Ku70/80 was purified from HeLa cell nuclear extract by affinity chromatography using an anti-Ku80 antibody matrix. A typical purification was performed using 50 ml of HeLa cell nuclear extract (10 mg/ml) prepared as described previously (16) and a 2-ml anti-Ku80 affinity matrix containing 1 mg/ml Ku80 antibody (25) covalently coupled to protein G-agarose beads. Ku70/80 complexes were adsorbed to the antibody beads by tumbling the HeLa cell extract overnight at 4 °C. The column bound Ku70/80 complexes were subsequently washed with HEPES chromatography buffer (50 mM HEPES, pH 7.5, 2 mM EDTA, 0.01% Nonidet P-40, 1 mM dithiothreitol, 20 µg/ml phenylmethylsulfonyl fluoride, 1 µg/ml aprotinin, pepstatin A, and leupeptin) containing 0.5 M KCl to remove weakly bound proteins. Ku70/80 was eluted from the antibody column using a buffer containing 50 mM Tris-HCl, pH 7.9, 50% ethylene glycol, and 1.75 M MgCl2. The affinity purified Ku70/80 was then extensively dialyzed into TM buffer containing 0.1 M KCl prior to use in kinase assays. DNA-PKcs was purified from HeLa cell nuclear extracts as described previously (16) by phosphocellulose P-11, DEAE-Sepharose, heparin-agarose, and Superdex 200 (Pharmacia) column chromatography. Protein concentrations of the DNA-PKcs and Ku70/80 were obtained by Bradford analysis.

Protein Kinase Assays

500 ng of purified recombinant human replication protein A (26) was added to washed DNA-protein complexes assembled on the DNA beads and incubated for 10 min at 25 °C. Protein kinase reactions were initiated by addition of 12.5 µM ATP containing 5 µCi of [gamma -32P]ATP and incubated for 60 min at 30 °C. Kinase reactions were terminated by boiling for 3 min in SDS-PAGE sample buffer, and the phosphorylated proteins were resolved by 10% SDS-PAGE and visualized by autoradiography of the dried gel.


RESULTS

To screen previously uncharacterized DNA double-stranded break repair-deficient cell lines for mutations that affect DNA-PK, we developed an assay to measure the kinase activity of DNA-PK in cell extracts. In this assay, DNA-PK activity is determined by evaluating the phosphorylation of the 32-kDa subunit of recombinant human replication protein A (RPA) (26), which has previously been shown to be a substrate for DNA-PK in vitro (27, 28) and may also be phosphorylated by this enzyme in vivo in response to DNA damage (19). To enrich for DNA-PK from cell extracts, protein kinase reactions are first assembled on a DNA substrate covalently attached to agarose beads. This allows for the removal of weakly bound protein kinases by washing the DNA beads prior to initiating the kinase reactions.

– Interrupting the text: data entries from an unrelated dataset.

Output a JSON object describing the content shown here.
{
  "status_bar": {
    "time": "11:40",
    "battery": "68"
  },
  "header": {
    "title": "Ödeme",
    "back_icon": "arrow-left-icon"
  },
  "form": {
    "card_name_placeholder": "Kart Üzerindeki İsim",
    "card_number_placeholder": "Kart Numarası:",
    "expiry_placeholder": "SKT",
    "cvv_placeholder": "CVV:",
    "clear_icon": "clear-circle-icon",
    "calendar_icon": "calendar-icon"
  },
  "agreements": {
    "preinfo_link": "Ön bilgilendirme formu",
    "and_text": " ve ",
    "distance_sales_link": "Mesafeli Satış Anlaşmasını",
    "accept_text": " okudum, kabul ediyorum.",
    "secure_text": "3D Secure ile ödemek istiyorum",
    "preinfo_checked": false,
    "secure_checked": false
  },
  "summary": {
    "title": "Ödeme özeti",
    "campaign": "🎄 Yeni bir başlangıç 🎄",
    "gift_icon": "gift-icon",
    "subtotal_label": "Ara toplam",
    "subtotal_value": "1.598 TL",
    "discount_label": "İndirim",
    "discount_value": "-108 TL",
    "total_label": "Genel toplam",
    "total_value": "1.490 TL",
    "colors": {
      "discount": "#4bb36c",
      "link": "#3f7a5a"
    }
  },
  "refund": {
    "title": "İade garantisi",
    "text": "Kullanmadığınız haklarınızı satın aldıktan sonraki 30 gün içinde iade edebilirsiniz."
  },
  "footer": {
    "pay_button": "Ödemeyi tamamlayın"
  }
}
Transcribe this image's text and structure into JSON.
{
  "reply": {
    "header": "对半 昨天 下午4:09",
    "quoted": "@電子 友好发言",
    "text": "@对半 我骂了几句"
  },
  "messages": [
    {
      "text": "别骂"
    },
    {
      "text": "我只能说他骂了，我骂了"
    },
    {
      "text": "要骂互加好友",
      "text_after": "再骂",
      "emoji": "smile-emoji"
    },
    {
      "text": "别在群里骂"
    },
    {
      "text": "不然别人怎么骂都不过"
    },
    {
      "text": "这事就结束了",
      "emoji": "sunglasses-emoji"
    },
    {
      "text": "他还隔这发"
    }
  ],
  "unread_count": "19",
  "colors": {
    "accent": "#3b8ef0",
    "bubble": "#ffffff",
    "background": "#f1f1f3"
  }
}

We first tested the phosphorylation of RPA by DNA-PK using these assay conditions with purified HeLa cell DNA-PK (Fig. 1). As expected, in the absence of the Ku70/80 complex, phosphorylation of the 32-kDa RPA subunit by the DNA-PKcs was much lower than that observed for the holoenzyme (Fig. 1B, compare lanes b and c). This was likely due to the removal of the majority of the DNA-PKcs from the DNA beads during the washing step. To test whether the RPA kinase assay could discriminate DNA-PK activity from other kinases capable of phosphorylating RPA in cell extracts, we compared the RPA kinase activity in extracts prepared from wild-type and known DNA-PK mutant cell lines. RPA kinase activity was detected in cell extracts derived from the wild-type CHO cell line AA8, but was absent in the CHO K1-derived DNA-PKcs mutant cell line V3 (4) (Fig. 1C, compare lanes b and d). RPA kinase activity was restored to the V3 cell extract by the addition of 50 ng of purified DNA-PK catalytic subunit (Fig. 1C, lane f). Similarly, extracts prepared from the large T antigen immortalized scid mouse cell line SCVA2 (6) also lacked RPA kinase activity in this assay, whereas SCVA2 cells containing human chromosome 8 (SC (8)-10) (29) had strong RPA kinase activity (Fig. 1D, compare lanes b and d). RPA kinase activity was restored to the SCVA2 cell extracts by addition of purified DNA-PKcs (Fig. 1D, lane f). To determine whether the RPA kinase assay was also sensitive to mutations that disrupt the activity of the Ku complex, we measured RPA phosphorylation using extracts derived from the Ku80 mutant cell line XRS6C and XRS6C cells that were engineered to express the human Ku80 protein (30). We found that RPA kinase activity was absent in the XRS6C cell extracts but was present in extracts derived from the Ku80 expressing XRS6C cells (Fig. 1E, compare lanes b and d).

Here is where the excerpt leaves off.